Memory Pricing: The Ugly Truth!
When Will It Get Better?
So, the million-dollar question that everyone is asking is, when will this all end? If you’re hoping I’m going to tell you to just wait until the New Year and everything will blow over, then you’re going to be disappointed, and to understand why, we have to look at the history books, because the PC market has a nasty habit of repeating itself.
We all remember the dark days of 2020 to 2022. It was the perfect storm. You had the global pandemic shutting down supply chains, forcing everyone to work from home and to buy new laptops or “work PCs”. At the exact same time, the crypto boom exploded and miners were buying pallets of RTX 30-series cards before they even hit the shelves, and gamers were left fighting over scraps at sometimes triple the MSRP. It took nearly two and a half years for that bubble to finally burst, and that was only because the crypto market crashed and Ethereum moved to Proof of Stake, killing the demand overnight.

Sadly, other areas have historically been affected too.

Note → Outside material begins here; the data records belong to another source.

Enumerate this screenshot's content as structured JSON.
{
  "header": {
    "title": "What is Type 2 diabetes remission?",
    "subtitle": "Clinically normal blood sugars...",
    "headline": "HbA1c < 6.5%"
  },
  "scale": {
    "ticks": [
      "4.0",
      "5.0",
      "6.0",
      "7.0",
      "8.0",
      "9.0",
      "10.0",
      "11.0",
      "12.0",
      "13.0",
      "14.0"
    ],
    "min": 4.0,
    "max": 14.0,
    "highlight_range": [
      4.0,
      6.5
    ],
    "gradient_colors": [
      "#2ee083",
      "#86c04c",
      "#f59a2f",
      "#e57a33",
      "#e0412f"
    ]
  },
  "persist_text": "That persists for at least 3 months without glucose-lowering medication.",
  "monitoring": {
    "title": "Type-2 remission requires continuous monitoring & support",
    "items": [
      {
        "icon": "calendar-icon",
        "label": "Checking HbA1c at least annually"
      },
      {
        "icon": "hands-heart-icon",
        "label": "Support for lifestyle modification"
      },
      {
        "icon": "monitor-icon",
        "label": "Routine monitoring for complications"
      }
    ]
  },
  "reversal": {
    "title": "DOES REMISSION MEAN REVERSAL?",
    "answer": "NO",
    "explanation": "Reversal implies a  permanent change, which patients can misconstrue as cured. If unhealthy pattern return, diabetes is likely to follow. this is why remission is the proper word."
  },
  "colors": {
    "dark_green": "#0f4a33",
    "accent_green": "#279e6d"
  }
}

Go back a bit further to 2011. Massive floods in Thailand wiped out the factories that produced the motors for hard drives and almost overnight, the price of mechanical storage tripled, and it didn’t recover for years. Then think about the memory price fixing scandal of 2017 and 2018, where the big three manufacturers were accused of artificially limiting supply to keep prices high. The point is, when hardware prices shoot up, they don’t come down quickly, as they essentially take the elevator up and the stairs back down.
Now the even worse news is that the situation we’re in now is potentially worse than the crypto crash. Crypto was a bubble, while AI is an industrial revolution. The demand from Google, Microsoft, and OpenAI isn’t speculative; instead it is structural and they aren’t going to stop building data centres next Tuesday. If anything, their hunger for HBM is increasing rapidly.

Industry analysts are now predicting that this tight supply will last well into late 2026, and possibly bleed into 2027. Remember, you can’t just spin up a new silicon fabrication plant overnight. It takes three to five years and tens of billions of dollars to build a new fab and get it to mass production. Even if Samsung and SK Hynix broke ground on new factories today, we wouldn’t see a single stick of RAM from them until the PlayStation 6 is likely being teased.
On top of that, you have to look at the motivation of the manufacturers. Why would they rush to fix this? For the first time in years, they have immense pricing power. They’re finally making healthy profits after a brutal 2023 and have zero incentive to flood the market with cheap DDR5 and crash their own recovery. They are perfectly content to keep supply tight and prices high, whether you like it or not.
So, in all seriousness, if you’re sitting on a stockpile of cash waiting for prices to drop back to 2023 levels, you might be waiting a very long time. The “new normal” is here, and unfortunately, it comes with a much higher price tag than what you’re used to.